A better question is ‘what will make people more effective’ – because when we unpack this question (ideally with employees), we develop outcomes that support the business, the teams within it and the individual too.
A story comes to mind from when I was talking with a new coaching client a few months back. In some pre-session general chit chat, whilst we ordered coffee, she was sharing with me the fact that her organisation had just introduced a series of 30 minute lunchtime ‘wellness sessions’, covering everything from yoga, to circuits, to mindfulness. She was enthusiastic about the news, the opportunity to try some new activities and the company encouragement to take a break.
We settled into our coaching session and it became apparent that the biggest area she wanted to explore that day was a very challenging line manager. She described how this manager was invisible in person yet almost stalked her on email micromanaging her every move, how her briefs were appalling (because she was so time poor) but she consistently ‘blew up’ when work didn’t meet her expectations and how getting feedback was like getting blood out of a stone so the team had just stopped asking. Living with this line manager was causing my client deep anxiety and distress and, according to my client, this manager was typical of many across the company.
I couldn’t help but reflect on the coffee conversation we were having just minutes before about the series of lunchtime ‘wellness’ sessions being offered by the company and wondered, based on my client’s experience, wouldn’t improving the quality of the line management in the company have a much greater effect on the ‘wellness’ of employees? And therein lies the point. If we were to ask everyone in that organisation what would make them more effective, I’m fairly sure the line management issue would be highlighted in no time, the impact of which, if it were to improve, would be evident in not only employee’s effectiveness but their wellbeing too.

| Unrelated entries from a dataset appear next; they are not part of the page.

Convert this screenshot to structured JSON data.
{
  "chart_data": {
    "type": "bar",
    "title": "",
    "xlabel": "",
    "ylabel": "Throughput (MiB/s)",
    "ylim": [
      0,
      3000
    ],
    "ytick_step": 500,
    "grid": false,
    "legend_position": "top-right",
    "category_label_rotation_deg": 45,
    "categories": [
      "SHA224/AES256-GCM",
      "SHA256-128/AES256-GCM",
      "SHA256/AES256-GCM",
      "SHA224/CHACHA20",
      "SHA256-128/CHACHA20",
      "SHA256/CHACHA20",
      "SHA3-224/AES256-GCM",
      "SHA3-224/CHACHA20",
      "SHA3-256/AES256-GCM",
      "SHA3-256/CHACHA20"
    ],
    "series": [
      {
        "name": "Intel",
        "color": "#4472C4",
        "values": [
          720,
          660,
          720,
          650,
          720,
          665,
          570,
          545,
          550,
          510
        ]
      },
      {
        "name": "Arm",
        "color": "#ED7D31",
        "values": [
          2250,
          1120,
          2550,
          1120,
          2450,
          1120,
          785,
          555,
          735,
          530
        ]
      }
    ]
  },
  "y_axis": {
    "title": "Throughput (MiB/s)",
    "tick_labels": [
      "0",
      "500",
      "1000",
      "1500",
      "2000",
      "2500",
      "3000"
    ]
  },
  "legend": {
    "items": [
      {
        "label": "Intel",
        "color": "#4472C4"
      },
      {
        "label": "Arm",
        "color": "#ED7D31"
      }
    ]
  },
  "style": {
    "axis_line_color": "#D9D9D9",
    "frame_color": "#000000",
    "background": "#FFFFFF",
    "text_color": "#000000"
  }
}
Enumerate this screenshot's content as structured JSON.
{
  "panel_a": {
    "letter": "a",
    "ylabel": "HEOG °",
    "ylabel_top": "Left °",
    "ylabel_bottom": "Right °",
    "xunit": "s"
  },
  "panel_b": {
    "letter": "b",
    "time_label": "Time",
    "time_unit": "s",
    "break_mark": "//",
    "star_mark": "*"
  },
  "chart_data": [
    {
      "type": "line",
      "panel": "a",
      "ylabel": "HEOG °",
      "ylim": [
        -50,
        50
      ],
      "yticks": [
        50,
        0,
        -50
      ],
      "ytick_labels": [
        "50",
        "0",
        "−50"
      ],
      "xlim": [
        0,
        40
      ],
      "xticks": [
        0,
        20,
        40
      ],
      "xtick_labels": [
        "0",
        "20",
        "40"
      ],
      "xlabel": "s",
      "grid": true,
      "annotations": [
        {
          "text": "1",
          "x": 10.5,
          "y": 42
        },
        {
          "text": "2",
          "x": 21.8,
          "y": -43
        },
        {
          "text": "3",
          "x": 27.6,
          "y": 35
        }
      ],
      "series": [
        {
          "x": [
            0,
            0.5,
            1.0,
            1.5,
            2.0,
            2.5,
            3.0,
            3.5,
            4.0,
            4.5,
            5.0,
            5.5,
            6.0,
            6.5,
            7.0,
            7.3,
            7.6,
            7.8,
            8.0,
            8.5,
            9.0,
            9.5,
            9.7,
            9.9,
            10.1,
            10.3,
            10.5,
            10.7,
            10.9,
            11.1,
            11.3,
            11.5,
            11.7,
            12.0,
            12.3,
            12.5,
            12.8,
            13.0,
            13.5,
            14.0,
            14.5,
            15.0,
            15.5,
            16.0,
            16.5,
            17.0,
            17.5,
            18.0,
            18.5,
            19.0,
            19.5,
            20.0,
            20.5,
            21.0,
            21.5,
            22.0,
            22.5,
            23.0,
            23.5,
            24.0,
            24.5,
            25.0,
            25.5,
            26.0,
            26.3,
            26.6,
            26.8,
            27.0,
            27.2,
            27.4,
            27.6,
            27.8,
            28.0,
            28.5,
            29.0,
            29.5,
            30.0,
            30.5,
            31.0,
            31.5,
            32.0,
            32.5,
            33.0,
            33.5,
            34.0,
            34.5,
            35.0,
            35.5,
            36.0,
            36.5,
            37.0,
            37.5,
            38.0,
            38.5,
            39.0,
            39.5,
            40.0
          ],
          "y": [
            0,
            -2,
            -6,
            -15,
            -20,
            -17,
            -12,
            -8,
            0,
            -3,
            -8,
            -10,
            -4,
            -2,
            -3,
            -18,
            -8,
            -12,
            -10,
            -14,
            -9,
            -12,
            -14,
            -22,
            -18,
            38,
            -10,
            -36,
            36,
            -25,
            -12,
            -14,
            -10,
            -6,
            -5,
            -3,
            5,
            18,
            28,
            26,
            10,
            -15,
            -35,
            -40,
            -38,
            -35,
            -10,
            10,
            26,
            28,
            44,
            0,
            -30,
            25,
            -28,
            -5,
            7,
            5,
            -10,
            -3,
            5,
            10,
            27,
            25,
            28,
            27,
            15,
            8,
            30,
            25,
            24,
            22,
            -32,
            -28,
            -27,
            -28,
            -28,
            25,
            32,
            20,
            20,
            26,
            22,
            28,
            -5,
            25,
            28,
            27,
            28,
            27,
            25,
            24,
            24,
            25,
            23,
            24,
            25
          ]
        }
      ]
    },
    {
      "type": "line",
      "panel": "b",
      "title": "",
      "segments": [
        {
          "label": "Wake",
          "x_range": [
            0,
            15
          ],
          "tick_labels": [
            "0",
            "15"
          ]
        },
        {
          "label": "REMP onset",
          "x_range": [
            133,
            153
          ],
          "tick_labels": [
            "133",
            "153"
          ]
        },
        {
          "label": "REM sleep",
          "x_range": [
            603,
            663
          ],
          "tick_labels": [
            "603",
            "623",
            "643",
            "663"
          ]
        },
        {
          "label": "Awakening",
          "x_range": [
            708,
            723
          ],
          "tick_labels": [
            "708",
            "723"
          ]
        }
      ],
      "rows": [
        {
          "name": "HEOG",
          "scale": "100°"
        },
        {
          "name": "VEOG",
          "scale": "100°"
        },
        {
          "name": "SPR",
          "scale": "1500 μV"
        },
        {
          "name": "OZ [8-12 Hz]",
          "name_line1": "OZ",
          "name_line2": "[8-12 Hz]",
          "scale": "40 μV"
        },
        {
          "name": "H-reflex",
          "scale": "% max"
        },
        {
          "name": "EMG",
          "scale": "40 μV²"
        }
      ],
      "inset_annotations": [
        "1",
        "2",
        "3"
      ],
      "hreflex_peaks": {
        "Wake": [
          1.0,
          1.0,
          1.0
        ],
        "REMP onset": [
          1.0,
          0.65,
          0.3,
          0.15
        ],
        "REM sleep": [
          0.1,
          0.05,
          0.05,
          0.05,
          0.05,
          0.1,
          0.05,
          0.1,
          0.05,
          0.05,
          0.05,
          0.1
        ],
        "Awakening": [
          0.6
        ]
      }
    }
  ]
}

When we think about wellbeing, it’s easy to over simplify (and many organisations have), into physical health and mental health and it’s easy for people to switch off to this. “You mean what I eat, how much exercise I do and if I tend to worry or suffer from anxiety.” When people learn that actually, wellbeing is not only about physiological and emotional health but also how fulfilled you feel, how well you are able to focus and how much of what you do is what really motivates you (what you’re passionate about), the perspective starts to shift a little bit. We are a human system after all and to be our most effective, we need all of these different areas to work optimally.
Focusing on performance AND wellbeing
If we focus on effectiveness, and actually engage our people (with diverse needs) in a conversation around what would make them more effective, rather than just giving everyone more stuff that we think will promote wellbeing, the results are so much more impactful. One result we usually see is that the prompting of a much richer, three dimensional approach to wellbeing, that tackles the issue at an organisational, team and individual level.
At the organisational level, we see more of a focus on creating an environment that supports, enables and encourages employees to be the best they can be (from delivering their best work to running a 5k). At a team level, it becomes about making sure we all have an attitude with each other that supports each other’s wellbeing, effectiveness and personal growth. Individually, it’s about about educating, inspiring and empowering employees to understand how to be their most effective by grabbing hold of their wellbeing (and getting to know an even better self).
When done properly, authentically and honestly, this kind of approach also drives a change in the social norms. Conversations and activities around wellbeing (and a personal best performance) become the new norm. It also results in helping people to be more effective in their entire lives, not just in the workplace. And finally, it promotes an environment of diversity and psychological safety, as people are encouraged to say what they need.
When we start to focus on effectiveness, what our people need to perform, and tackle it at organisational, team and individual level, that’s when we solve the puzzle of wellbeing. That’s when it stops being a topic that just gets talked about, or a few new processes or tools, or a gym that gets put in place (but rarely used). That’s when people can truly live better lives, perform better (individually and in teams) and create businesses that outperform their competitors time and time again.